I point at the woman climbing out of the box truck. Even doing a dirty deal in the middle of the night on a secret runway doesn’t faze her.

She’s wearing one of her signature outfits, a tight skirt and leopard print short jacket, along with zebra-striped heels. Every bit the money addicted junkie looking for another hit to fuel her bad habit for chic designer fashion and comfort bought in blood.

“That’s Priscilla Foss from the rescue,” I tell him, wishing I didn’t have to say those words.

She saunters over and meets the man with the mustache on the airstrip in one fluid devil walk.

We can’t hear them from this distance, but I can tell by her movements—mainly her hands as she talks—that she’s trying to smooth something over.

The evil witch always presses a hand to her heart like she’s oh-so-wounded whenever anyone doubts her.

Guess how many times she did it when she wanted me to shut up, stop asking questions, and believe her.

Now guess what she’s doing right now.

Mr. Mustache shakes his head, his face a scowl. He points at her—or is it something behind her?

She folds her hands across her chest with a haughty eye roll, talks some more, and then gestures for Bordell. He stomps over to the box truck to retrieve something while Priscilla waves her hand at the man with the dolly, as if it won’t be needed.

Wayne returns carrying what looks like a large blue storage tub.

Are those...holes poked in the top?

Sweet Jesus.

I know what’s coming before the nausea washes over me.

There’s an animal inside, and these horrible pukes don’t even have the decency or intelligence to transport it in a proper cage. But a second later, I realize there’s no need to.

Not when Wayne sets it on the ground next to Priscilla, undoes a makeshift wrap of bungee cords holding the lid on, and peels off the cover.

Priscilla reaches in with a sour expression and comes back with a small tan-brown lump, squirming in her hands.

A lion cub.

“No!” I hiss, gasping, stumbling onto my feet.
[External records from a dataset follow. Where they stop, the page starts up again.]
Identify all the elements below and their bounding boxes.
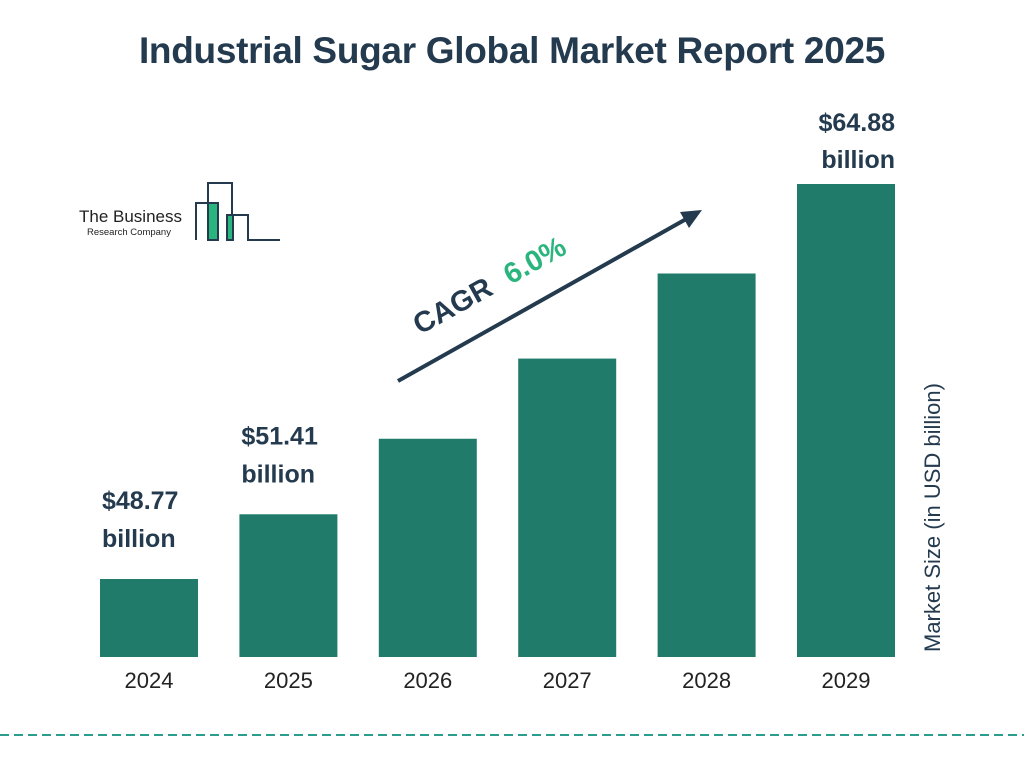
cagr-annotation: CAGR 6.0% (397, 210, 702, 383)
x-tick-label: 2025 (264, 668, 313, 693)
x-tick-label: 2028 (682, 668, 731, 693)
data-label-unit: billion (241, 460, 315, 488)
bar-2028 (657, 273, 756, 657)
data-label-unit: billion (102, 525, 176, 553)
x-axis-ticks: 2024 2025 2026 2027 2028 2029 (125, 668, 871, 693)
bars (100, 184, 895, 657)
bar-2025 (239, 514, 338, 657)
data-label-value: $48.77 (102, 487, 178, 515)
x-tick-label: 2026 (403, 668, 452, 693)
logo-bar-icon (226, 214, 234, 241)
bar-2026 (378, 438, 477, 657)
y-axis-label: Market Size (in USD billion) (920, 383, 945, 652)
cagr-arrow (397, 216, 689, 383)
logo: The Business Research Company (79, 182, 280, 241)
logo-line1: The Business (79, 207, 182, 226)
chart-title: Industrial Sugar Global Market Report 20… (138, 30, 886, 71)
data-label-value: $51.41 (241, 422, 318, 450)
logo-line2: Research Company (87, 227, 171, 238)
arrow-head-icon (680, 210, 702, 228)
cagr-value: 6.0% (498, 231, 572, 291)
bar-2027 (518, 358, 617, 657)
data-label-value: $64.88 (819, 109, 896, 137)
x-tick-label: 2029 (822, 668, 871, 693)
x-tick-label: 2024 (125, 668, 174, 693)
logo-skyline-icon (195, 182, 280, 241)
bar-2029 (797, 184, 895, 657)
x-tick-label: 2027 (543, 668, 592, 693)
data-labels: $48.77 billion $51.41 billion $64.88 billion (102, 109, 895, 553)
bar-2024 (100, 579, 198, 657)
logo-bar-icon (207, 202, 219, 241)
data-label-unit: billion (821, 146, 895, 174)
cagr-text: CAGR 6.0% (408, 231, 572, 341)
There’s nothing I can do from here, but my fight-or-flight outrage doesn’t want to accept it.

I wish for its sake the baby lion was sedated, but it’s movements tell me otherwise.

It’s still very much alive, but if Grady and Faulk are right about that other time stamp, that vicious, final one...maybe not for long.

My soul rips in two.

The Queen Bitch holds it up by the scuff of its neck, as if the poor thing is just one more baggy purse.

“Willow? If it’s too much, say the word...” Grady’s right behind me, laying those big hands on my shoulders like a comfort blanket.

God.

“No, no, I have to keep watching. I have to know.”

I think his huge, powerful hands are the only thing that keeps me from breaking apart.

“That’s one of Tilda’s cubs,” I whisper, my voice shaken and beat. “A perfectly healthy baby lion cub, born just weeks ago.”

“They must be trying to placate whoever wanted Bruce,” Grady says. “These cubs must be awful valuable, even if it’s less than a full-grown tiger.”

“Yes,” I whimper, entirely sick to my stomach.

The man examines the cub like a butcher inspecting a cut of meat, and I wish to Lord Almighty I could hear what’s being said.